VAT reform benefits foreign businesses in China
2017-10-04
Xinhua
DALIAN — It’s 10 pm and a group of diners are enjoying sushi and sashimi in a Japanese restaurant in Dalian, Northeast China’s Liaoning province.
A regular customer, Jun Takagi, comes in, orders a hot pot, and begins chatting with owner Sun Xiangqun. To Jun, the flavor and quality of the food is comparable to what he eats back home in Japan, but the price is much lower.
“My husband and I went to Japan to study Japanese cuisine several years ago. After we returned, we opened a restaurant in Dalian because the operation costs had dropped a lot after the tax reform,” Sun said.
Before May last year, when a nationwide tax reform was implemented replacing all business taxes with value-added tax, Sun’s restaurant paid 16,000 yuan (about $2,400) in business tax each month.

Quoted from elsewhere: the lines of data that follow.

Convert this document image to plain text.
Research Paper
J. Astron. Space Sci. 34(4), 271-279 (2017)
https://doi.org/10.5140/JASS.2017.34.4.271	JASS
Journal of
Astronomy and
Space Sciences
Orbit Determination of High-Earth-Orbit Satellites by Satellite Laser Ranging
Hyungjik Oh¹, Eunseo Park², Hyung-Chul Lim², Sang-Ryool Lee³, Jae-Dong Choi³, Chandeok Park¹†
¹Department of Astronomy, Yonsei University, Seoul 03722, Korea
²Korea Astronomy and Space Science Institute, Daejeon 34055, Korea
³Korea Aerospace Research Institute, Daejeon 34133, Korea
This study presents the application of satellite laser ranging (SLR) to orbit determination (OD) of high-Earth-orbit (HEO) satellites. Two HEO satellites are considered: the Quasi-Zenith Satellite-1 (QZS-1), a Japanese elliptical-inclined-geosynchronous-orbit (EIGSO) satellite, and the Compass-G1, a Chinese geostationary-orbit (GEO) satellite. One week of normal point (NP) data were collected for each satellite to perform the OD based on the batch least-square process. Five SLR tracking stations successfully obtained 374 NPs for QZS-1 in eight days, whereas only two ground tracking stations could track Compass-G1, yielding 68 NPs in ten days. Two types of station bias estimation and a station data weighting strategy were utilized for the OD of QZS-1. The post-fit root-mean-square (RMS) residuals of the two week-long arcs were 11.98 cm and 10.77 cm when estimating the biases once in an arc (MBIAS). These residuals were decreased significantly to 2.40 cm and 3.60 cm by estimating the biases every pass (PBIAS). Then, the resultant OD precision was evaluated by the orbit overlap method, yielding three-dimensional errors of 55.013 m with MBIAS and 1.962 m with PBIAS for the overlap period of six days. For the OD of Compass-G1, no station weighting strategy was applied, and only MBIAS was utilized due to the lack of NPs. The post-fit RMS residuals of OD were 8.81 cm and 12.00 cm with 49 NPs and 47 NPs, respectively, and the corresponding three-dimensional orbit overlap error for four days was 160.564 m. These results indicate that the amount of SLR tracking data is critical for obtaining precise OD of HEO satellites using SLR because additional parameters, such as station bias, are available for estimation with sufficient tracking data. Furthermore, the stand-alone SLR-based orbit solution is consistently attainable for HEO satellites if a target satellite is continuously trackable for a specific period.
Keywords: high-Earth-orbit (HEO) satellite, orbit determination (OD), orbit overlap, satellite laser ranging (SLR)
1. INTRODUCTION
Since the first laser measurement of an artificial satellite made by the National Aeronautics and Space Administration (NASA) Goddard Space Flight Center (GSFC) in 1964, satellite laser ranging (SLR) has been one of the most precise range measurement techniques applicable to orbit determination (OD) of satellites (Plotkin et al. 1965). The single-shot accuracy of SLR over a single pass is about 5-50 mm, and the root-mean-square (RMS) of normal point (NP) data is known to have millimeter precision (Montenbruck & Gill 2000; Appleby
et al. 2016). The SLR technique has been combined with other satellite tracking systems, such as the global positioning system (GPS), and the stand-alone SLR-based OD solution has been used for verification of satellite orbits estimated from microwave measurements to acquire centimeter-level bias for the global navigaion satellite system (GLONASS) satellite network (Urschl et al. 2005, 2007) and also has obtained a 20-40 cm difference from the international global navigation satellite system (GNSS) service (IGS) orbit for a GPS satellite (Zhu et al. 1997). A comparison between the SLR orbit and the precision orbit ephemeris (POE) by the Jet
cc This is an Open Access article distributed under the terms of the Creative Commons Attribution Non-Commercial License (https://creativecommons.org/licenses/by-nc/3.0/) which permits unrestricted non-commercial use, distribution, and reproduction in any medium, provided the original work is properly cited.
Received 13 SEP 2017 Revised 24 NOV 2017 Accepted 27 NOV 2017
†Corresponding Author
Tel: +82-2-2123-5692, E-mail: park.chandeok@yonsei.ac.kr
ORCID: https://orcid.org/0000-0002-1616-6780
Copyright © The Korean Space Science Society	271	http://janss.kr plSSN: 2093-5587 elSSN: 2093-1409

Now, they only pay about 10,000 yuan, saving them up to 72,000 yuan every year.
Takagi hadn’t thought Chinese tax reform would affect him. He came to China four months ago to work at the Dalian branch of TOSTEM, a Japanese construction material company, and has already seen his company’s business costs drop considerably after the tax reform. Consumers have also benefited — they can buy the same commodities at lower prices.

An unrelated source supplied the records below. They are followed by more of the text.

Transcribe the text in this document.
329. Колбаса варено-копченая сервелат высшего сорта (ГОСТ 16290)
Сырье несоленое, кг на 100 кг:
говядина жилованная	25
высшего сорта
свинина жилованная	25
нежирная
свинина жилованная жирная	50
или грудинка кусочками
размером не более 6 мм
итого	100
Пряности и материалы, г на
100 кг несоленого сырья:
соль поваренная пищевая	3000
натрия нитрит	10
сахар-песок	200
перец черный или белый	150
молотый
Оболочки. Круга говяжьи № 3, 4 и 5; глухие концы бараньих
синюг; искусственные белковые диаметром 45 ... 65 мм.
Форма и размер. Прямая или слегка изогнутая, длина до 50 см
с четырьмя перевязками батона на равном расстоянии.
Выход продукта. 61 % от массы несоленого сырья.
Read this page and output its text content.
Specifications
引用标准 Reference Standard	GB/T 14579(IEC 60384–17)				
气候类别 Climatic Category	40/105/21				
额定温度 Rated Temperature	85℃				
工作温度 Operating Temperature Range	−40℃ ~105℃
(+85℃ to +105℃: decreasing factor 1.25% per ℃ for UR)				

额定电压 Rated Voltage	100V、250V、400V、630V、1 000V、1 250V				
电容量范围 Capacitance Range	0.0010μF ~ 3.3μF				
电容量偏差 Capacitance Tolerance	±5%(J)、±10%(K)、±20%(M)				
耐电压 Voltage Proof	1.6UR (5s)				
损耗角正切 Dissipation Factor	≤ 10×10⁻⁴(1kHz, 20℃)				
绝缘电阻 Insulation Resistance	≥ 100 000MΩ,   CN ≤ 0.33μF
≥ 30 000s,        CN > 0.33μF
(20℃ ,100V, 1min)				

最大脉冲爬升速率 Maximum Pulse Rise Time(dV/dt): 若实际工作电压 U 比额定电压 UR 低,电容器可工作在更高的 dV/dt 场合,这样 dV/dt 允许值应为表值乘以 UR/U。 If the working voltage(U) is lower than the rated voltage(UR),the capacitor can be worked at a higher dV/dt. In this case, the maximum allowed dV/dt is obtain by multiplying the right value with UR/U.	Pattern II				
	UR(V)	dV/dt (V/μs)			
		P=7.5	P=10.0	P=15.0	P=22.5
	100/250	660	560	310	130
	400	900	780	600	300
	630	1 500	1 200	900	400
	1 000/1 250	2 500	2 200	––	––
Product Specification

It is estimated that businesses in Dalian’s four major sectors — construction, property, finance and services — have been exempted from 1.8 billion yuan in taxes. The service sector alone saw its tax burden fall by 38.7 percent from a year ago.
Across the country, this most significant tax overhaul in China for two decades has saved businesses a total of 1.6 trillion yuan in taxes since it was first introduced in 2012. From May 2016 to June 2017, taxes were reduced by over 850 billion yuan.
Simon Stephan, manager of Thyssenkrupp China, a Germany-based engineering company, wanted to know if the procedures for VAT invoices have been simplified.
He was more than surprised to find out that it can be done in seconds simply by scanning a QR code. “It used to take more than ten minutes. It’s unbelievable,” he said.
An accountant at Panasonic Appliances Air-conditioning and Refrigeration (Dalian) Co. Ltd. said the company’s tax burden has been lowered by 35 percent over the past year. With a new round of tax reform on the way, the company expects to see its profits and competitiveness grow even further.
For Takagi, lower business costs in China contributes to the stable operation of the mother group in Japan.
“Our revenue in Japan dropped by 10 percent year on year in 2016, that gap was filled by an increase in profit in China,” he said. “The operation of software development became much easier after the VAT reform, so our group decided to expand investment in the Chinese market.”
US citizen Nevin Chen has been living in China for a decade. As the tax manager of Intel Asia Pacific, he has witnessed the improvement of China’s tax system. “I am confident in China’s future,” he said.